De Marchi Umberto, Sassi Nicola, Fioretti Bernard, Catacuzzeno Luigi, Cereghetti Grazia M, Szabò Ildikò, Zoratti Mario
Department of Biomedical Sciences, University of Padova, Padova, Italy.
Cell Calcium. 2009 May;45(5):509-16. doi: 10.1016/j.ceca.2009.03.014. Epub 2009 Apr 29.

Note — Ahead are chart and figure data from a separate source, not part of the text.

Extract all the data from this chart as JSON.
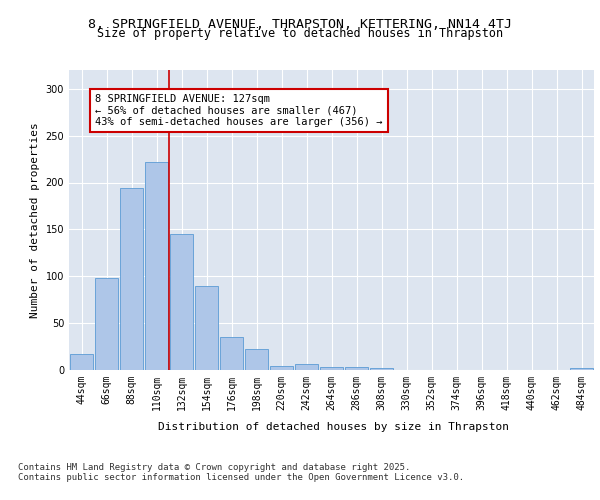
{
  "title_line1": "8, SPRINGFIELD AVENUE, THRAPSTON, KETTERING, NN14 4TJ",
  "title_line2": "Size of property relative to detached houses in Thrapston",
  "xlabel": "Distribution of detached houses by size in Thrapston",
  "ylabel": "Number of detached properties",
  "categories": [
    "44sqm",
    "66sqm",
    "88sqm",
    "110sqm",
    "132sqm",
    "154sqm",
    "176sqm",
    "198sqm",
    "220sqm",
    "242sqm",
    "264sqm",
    "286sqm",
    "308sqm",
    "330sqm",
    "352sqm",
    "374sqm",
    "396sqm",
    "418sqm",
    "440sqm",
    "462sqm",
    "484sqm"
  ],
  "values": [
    17,
    98,
    194,
    222,
    145,
    90,
    35,
    22,
    4,
    6,
    3,
    3,
    2,
    0,
    0,
    0,
    0,
    0,
    0,
    0,
    2
  ],
  "bar_color": "#aec6e8",
  "bar_edge_color": "#5b9bd5",
  "vline_color": "#cc0000",
  "annotation_box_text": "8 SPRINGFIELD AVENUE: 127sqm\n← 56% of detached houses are smaller (467)\n43% of semi-detached houses are larger (356) →",
  "annotation_box_color": "#cc0000",
  "annotation_box_bg": "#ffffff",
  "ylim": [
    0,
    320
  ],
  "yticks": [
    0,
    50,
    100,
    150,
    200,
    250,
    300
  ],
  "background_color": "#dde5f0",
  "grid_color": "#ffffff",
  "footer_text": "Contains HM Land Registry data © Crown copyright and database right 2025.\nContains public sector information licensed under the Open Government Licence v3.0.",
  "title_fontsize": 9.5,
  "subtitle_fontsize": 8.5,
  "axis_label_fontsize": 8,
  "tick_fontsize": 7,
  "annotation_fontsize": 7.5,
  "footer_fontsize": 6.5
}
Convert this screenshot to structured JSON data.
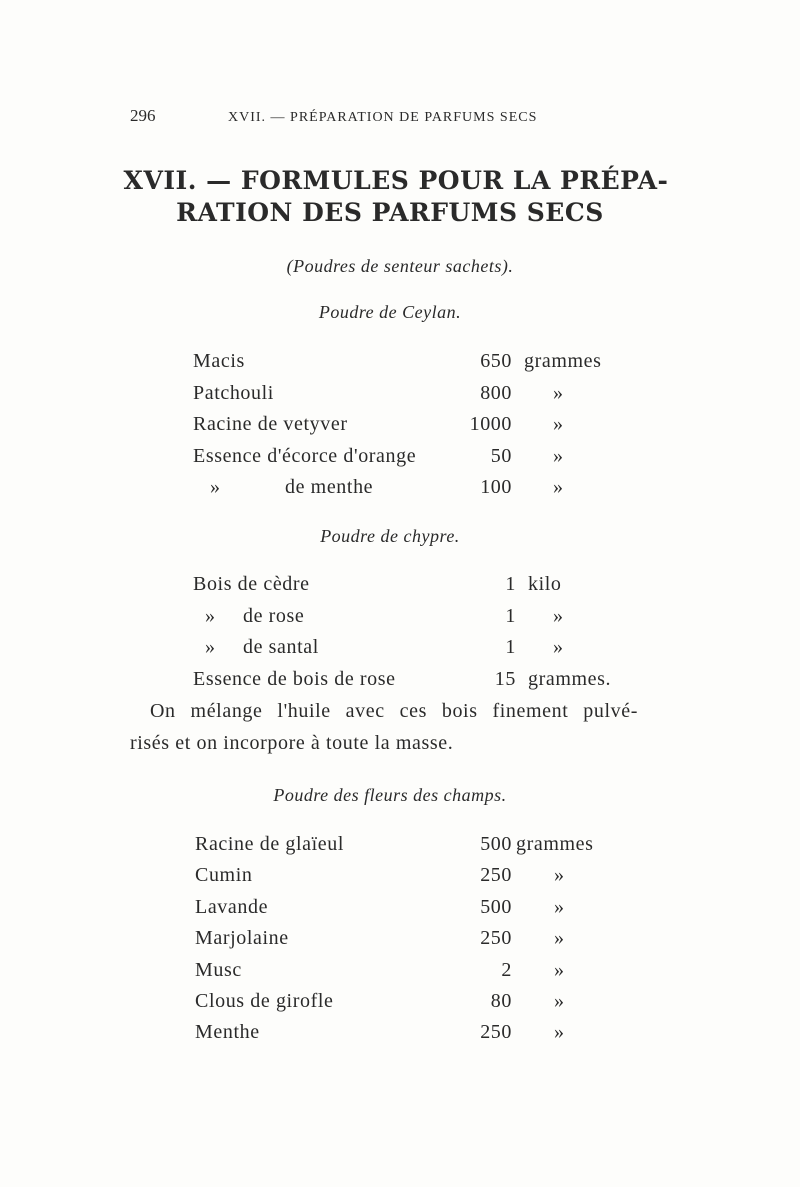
{
  "page_number": "296",
  "running_head": "XVII. — PRÉPARATION DE PARFUMS SECS",
  "chapter_title": {
    "line1": "XVII. — FORMULES POUR LA PRÉPA-",
    "line2": "RATION DES PARFUMS SECS"
  },
  "subtitle": "(Poudres de senteur sachets).",
  "ceylan": {
    "heading": "Poudre de Ceylan.",
    "rows": [
      {
        "name": "Macis",
        "qty": "650",
        "unit": "grammes"
      },
      {
        "name": "Patchouli",
        "qty": "800",
        "unit": "»"
      },
      {
        "name": "Racine de vetyver",
        "qty": "1000",
        "unit": "»"
      },
      {
        "name": "Essence d'écorce d'orange",
        "qty": "50",
        "unit": "»"
      },
      {
        "ditto": "»",
        "name": "de menthe",
        "qty": "100",
        "unit": "»"
      }
    ]
  },
  "chypre": {
    "heading": "Poudre de chypre.",
    "rows": [
      {
        "name": "Bois de cèdre",
        "qty": "1",
        "unit": "kilo"
      },
      {
        "ditto": "»",
        "name": "de rose",
        "qty": "1",
        "unit": "»"
      },
      {
        "ditto": "»",
        "name": "de santal",
        "qty": "1",
        "unit": "»"
      },
      {
        "name": "Essence de bois de rose",
        "qty": "15",
        "unit": "grammes."
      }
    ],
    "note_line1": "On mélange l'huile avec ces bois finement pulvé-",
    "note_line2": "risés et on incorpore à toute la masse."
  },
  "fleurs": {
    "heading": "Poudre des fleurs des champs.",
    "rows": [
      {
        "name": "Racine de glaïeul",
        "qty": "500",
        "unit": "grammes"
      },
      {
        "name": "Cumin",
        "qty": "250",
        "unit": "»"
      },
      {
        "name": "Lavande",
        "qty": "500",
        "unit": "»"
      },
      {
        "name": "Marjolaine",
        "qty": "250",
        "unit": "»"
      },
      {
        "name": "Musc",
        "qty": "2",
        "unit": "»"
      },
      {
        "name": "Clous de girofle",
        "qty": "80",
        "unit": "»"
      },
      {
        "name": "Menthe",
        "qty": "250",
        "unit": "»"
      }
    ]
  }
}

Patch-clamping mitoplasts isolated from human colon carcinoma 116 cells has allowed the identification and characterization of the intermediate conductance Ca(2+)-activated K(+)-selective channel K(Ca)3.1, previously studied only in the plasma membrane of various cell types. Its identity has been established by its biophysical and pharmacological properties. Its localisation in the inner membrane of mitochondria is indicated by Western blots of subcellular fractions, by recording of its activity in mitochondria made fluorescent by a mitochondria-targeted fluorescent protein and by the co-presence of channels considered to be markers of the inner membrane. Moderate increases of mitochondrial matrix [Ca(2+)] will cause mtK(Ca)3.1 opening, thus linking inner membrane K(+) permeability and transmembrane potential to Ca(2+) signalling.
对从人结肠癌116细胞中分离出的线粒体进行膜片钳实验,使得中间电导钙激活钾选择性通道K(Ca)3.1得以鉴定和表征,该通道此前仅在各种细胞类型的质膜中进行过研究。其身份已通过其生物物理和药理学特性得以确定。通过亚细胞组分的蛋白质免疫印迹、在由线粒体靶向荧光蛋白标记为荧光的线粒体中记录其活性以及内膜标记通道的共同存在,表明其定位于线粒体内膜。线粒体基质中[Ca(2+)]的适度增加将导致mtK(Ca)3.1开放,从而将内膜K(+)通透性和跨膜电位与Ca(2+)信号传导联系起来。